Dolores Ibarruri, la Pasionaria


La Pasionaria: "No cabe más solución que la de que una mitad extermine a la otra."

El Encargado de Negocios de Noruega entendió lo que estaba pasando cuando en 1937 coincidió en Valencia con La Pasionaria, diputada comunista, que con rotundidad le dijo: “¡Nunca podrán convivir las dos mitades de España. No cabe más solución que la de que una mitad extermine a la otra!”. El procedimiento bolchevique de exterminio de masas que aplicaron los comunistas en zona roja le quedó desvelado. Tener una empresa con varios obreros, por ejemplo, era motivo de persecución. Pocos en el gobierno -quizá sólo Negrín, añade- trataron de hacer ver que esa política sólo conducía a un desastre para todo el pueblo. 

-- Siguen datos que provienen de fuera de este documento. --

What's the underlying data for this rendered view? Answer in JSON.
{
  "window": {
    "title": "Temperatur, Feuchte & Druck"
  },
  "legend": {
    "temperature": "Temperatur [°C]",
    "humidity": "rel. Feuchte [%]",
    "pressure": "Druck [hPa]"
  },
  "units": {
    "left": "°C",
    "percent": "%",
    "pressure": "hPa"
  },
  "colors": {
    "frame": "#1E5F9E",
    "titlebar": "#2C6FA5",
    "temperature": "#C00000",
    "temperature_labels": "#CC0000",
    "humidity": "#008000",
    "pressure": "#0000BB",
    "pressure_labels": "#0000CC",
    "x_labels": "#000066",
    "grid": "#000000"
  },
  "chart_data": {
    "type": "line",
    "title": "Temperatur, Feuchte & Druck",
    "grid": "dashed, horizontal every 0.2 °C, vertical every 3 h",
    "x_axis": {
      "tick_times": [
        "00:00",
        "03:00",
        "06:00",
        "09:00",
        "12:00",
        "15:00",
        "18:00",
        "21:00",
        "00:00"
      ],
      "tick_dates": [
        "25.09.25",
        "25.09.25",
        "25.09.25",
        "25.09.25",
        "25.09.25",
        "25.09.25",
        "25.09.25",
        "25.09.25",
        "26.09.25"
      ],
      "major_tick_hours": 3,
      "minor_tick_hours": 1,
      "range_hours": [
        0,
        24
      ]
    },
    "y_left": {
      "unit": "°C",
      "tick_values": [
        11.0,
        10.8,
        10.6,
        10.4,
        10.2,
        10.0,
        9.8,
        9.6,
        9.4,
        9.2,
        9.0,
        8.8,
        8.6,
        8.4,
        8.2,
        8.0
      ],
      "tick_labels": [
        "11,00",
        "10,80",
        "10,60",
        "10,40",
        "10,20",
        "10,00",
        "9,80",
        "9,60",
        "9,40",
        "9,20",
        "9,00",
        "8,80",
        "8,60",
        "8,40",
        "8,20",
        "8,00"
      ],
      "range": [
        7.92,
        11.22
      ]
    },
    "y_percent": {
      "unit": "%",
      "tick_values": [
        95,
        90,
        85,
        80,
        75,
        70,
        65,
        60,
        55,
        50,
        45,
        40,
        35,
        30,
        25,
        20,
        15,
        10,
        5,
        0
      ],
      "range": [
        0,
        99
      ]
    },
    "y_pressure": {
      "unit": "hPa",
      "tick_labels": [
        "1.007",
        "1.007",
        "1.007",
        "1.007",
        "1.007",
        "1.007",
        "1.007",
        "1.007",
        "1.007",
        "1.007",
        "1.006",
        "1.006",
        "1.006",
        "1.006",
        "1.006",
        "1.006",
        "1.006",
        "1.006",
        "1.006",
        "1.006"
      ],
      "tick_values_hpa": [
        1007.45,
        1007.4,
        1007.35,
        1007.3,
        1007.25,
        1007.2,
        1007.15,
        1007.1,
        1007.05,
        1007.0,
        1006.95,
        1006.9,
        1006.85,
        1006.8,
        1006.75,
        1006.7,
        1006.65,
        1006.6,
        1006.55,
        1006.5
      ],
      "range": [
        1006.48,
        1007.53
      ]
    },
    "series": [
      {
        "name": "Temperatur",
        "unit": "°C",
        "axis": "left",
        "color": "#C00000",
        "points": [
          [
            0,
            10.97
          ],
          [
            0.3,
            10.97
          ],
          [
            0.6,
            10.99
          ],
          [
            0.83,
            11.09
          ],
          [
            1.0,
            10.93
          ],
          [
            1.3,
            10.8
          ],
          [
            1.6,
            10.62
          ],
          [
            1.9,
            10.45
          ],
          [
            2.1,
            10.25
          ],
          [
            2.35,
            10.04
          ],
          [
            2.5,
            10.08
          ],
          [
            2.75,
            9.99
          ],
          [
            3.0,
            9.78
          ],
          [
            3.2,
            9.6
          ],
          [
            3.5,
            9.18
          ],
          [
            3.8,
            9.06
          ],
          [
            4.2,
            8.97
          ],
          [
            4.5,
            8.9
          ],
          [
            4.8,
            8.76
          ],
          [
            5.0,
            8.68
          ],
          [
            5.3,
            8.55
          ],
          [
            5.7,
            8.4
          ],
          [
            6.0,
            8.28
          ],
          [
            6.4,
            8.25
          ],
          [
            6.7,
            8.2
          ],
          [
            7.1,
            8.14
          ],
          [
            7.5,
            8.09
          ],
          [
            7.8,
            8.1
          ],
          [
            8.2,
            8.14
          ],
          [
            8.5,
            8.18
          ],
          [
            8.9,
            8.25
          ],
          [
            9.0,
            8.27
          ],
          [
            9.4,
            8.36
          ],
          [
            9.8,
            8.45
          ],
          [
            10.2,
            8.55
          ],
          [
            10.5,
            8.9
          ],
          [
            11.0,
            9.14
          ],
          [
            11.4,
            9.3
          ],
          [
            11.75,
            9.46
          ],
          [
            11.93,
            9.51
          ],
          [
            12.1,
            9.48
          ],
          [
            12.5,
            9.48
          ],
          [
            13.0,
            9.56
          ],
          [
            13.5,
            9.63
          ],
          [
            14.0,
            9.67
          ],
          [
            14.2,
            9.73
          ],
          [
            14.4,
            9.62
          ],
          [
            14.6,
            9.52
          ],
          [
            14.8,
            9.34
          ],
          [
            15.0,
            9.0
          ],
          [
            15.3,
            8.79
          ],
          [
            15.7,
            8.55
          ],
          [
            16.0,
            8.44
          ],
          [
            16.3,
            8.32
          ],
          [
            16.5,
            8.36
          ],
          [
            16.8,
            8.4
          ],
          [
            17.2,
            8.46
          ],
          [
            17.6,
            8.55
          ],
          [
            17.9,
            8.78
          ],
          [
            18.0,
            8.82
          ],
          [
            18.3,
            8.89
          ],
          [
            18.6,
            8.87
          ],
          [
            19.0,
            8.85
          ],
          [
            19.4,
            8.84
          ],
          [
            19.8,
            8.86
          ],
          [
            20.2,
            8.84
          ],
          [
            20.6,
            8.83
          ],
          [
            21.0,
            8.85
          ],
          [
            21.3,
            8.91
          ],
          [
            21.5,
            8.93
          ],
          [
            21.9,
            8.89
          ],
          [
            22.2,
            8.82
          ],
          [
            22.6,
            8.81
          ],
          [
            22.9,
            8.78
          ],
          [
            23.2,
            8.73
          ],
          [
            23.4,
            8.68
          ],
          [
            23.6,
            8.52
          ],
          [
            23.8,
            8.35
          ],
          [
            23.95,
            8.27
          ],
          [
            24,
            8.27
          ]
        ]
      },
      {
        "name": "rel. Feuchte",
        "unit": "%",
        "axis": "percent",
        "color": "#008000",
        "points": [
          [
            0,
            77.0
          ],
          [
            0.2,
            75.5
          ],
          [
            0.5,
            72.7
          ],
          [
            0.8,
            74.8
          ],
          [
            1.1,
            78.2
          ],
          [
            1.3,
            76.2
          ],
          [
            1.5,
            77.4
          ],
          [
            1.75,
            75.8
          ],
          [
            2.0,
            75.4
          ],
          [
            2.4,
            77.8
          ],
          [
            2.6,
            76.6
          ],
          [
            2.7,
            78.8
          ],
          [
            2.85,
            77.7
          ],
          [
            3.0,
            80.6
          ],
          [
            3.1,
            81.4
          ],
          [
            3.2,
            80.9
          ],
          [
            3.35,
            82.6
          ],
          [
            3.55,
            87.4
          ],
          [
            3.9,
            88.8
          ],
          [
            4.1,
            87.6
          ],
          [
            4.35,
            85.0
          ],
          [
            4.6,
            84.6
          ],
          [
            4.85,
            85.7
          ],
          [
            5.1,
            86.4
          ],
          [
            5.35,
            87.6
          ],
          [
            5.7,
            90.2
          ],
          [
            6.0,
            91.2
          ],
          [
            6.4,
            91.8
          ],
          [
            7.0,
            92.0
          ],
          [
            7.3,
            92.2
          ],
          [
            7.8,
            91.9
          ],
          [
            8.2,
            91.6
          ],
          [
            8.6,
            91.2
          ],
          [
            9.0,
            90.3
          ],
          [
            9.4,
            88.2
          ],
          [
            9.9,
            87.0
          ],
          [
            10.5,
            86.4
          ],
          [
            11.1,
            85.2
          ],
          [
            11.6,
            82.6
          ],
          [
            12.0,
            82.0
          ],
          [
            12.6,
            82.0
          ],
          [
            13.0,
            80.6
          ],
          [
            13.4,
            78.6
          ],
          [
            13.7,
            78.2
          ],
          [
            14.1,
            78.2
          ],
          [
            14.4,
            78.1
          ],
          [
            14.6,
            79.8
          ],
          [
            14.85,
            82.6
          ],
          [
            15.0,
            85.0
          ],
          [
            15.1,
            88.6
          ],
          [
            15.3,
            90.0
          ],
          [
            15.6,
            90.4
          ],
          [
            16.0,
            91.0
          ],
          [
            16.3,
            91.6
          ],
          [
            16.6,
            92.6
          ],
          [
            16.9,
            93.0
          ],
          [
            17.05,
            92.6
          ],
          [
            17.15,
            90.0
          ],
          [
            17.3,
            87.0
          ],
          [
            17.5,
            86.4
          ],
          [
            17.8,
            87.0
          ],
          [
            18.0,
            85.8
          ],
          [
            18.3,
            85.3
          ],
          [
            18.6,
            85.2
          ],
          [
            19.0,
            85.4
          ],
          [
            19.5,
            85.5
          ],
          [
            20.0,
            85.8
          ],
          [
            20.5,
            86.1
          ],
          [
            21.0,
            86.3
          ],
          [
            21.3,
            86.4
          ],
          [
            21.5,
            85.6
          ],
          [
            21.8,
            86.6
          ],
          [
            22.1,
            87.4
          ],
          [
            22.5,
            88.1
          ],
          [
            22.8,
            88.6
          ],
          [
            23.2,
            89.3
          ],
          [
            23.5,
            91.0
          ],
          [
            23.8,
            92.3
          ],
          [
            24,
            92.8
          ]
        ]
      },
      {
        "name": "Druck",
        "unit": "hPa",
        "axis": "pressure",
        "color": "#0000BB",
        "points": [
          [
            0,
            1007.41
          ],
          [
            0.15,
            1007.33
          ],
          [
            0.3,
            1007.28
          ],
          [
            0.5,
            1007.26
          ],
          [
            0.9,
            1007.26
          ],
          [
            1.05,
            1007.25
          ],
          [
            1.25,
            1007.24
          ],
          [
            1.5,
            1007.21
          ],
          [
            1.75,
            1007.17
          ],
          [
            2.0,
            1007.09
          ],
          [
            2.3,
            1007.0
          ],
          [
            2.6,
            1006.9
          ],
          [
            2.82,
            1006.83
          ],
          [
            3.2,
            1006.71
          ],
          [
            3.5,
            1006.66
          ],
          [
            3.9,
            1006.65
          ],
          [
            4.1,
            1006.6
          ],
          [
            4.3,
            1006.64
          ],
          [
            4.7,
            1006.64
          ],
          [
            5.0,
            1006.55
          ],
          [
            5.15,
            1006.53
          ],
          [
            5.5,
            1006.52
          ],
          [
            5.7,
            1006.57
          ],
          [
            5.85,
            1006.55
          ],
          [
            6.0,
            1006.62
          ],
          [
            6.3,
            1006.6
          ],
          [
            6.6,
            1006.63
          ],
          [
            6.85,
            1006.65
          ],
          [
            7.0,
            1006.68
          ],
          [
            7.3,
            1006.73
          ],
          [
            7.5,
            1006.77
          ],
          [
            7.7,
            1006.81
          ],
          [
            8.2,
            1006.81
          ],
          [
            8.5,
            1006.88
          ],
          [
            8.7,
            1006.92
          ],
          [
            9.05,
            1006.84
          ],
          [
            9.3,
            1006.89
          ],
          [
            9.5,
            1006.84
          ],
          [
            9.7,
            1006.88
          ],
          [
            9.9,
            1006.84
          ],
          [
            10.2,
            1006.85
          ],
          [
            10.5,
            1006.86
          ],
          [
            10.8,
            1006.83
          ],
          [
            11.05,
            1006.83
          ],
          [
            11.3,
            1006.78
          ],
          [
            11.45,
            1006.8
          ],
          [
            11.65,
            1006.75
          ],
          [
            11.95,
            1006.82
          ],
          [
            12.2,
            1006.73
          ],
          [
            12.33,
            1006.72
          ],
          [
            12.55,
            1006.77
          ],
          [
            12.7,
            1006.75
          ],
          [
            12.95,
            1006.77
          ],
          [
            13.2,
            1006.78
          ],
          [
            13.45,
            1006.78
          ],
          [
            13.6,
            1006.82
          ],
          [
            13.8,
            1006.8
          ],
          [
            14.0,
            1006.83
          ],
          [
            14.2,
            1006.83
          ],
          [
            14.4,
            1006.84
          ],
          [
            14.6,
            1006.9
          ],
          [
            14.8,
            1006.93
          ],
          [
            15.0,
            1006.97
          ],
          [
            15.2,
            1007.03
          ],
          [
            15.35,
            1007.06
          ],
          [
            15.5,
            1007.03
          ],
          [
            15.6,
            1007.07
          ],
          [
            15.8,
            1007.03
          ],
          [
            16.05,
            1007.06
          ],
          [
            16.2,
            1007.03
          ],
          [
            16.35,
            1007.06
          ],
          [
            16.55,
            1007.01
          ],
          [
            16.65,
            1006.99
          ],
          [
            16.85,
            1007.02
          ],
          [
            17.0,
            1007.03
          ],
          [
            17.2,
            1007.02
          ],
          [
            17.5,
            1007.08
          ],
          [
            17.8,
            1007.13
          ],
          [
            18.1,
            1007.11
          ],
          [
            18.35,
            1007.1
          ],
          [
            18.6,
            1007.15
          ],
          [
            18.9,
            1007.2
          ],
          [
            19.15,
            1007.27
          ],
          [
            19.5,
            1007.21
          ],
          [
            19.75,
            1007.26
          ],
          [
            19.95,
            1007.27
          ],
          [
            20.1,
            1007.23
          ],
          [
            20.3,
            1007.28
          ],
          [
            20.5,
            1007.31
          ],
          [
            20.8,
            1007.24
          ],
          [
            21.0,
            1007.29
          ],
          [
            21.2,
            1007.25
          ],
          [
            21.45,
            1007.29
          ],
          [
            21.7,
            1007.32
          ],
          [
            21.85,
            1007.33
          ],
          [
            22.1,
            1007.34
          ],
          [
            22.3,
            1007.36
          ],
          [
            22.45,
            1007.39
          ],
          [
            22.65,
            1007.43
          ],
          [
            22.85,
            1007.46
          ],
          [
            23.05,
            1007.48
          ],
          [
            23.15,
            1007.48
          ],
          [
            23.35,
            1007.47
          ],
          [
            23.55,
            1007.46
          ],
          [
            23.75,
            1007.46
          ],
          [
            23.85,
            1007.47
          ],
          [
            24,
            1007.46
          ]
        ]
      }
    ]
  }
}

Pero también el odio admite sanación. Al final de su vida Dolores Ibarruri, la Pasionaria, volvió a abrazar la fe católica. 


Necesitamos fuentes fiables para conocer  la historia

Pienso que este libro de Félix Schlayer  aporta una descripción viva y fiable, que recomiendo porque procede de un testigo desapasionado, y complementa otras visiones que se suelen dar de lo acontecido en esos trágicos años. 


Recordar la historia, con una aproximación lo más objetiva y desapasionada posible a los hechos, es necesario para conocer la verdad y evitar que se repitan actuaciones erráticas o malvadas. No se trata de recordar para avivar el odio, pues eso sólo desata espirales de violencia y arroja veneno a la convivencia. Ni con interés partidista o ideológico, al que tan acostumbrado nos tienen algunos políticos y manipuladores  de la opinión pública.


Construir la paz sólo es posible cuando cada parte reconoce sus errores, no cuando trata de ocultarlos mientras agranda los de la parte contraria. La verdad, o el intento sincero de acercarse a ella oyendo todas las campanas, es la mejor base para una convivencia pacífica abierta a un futuro esperanzado.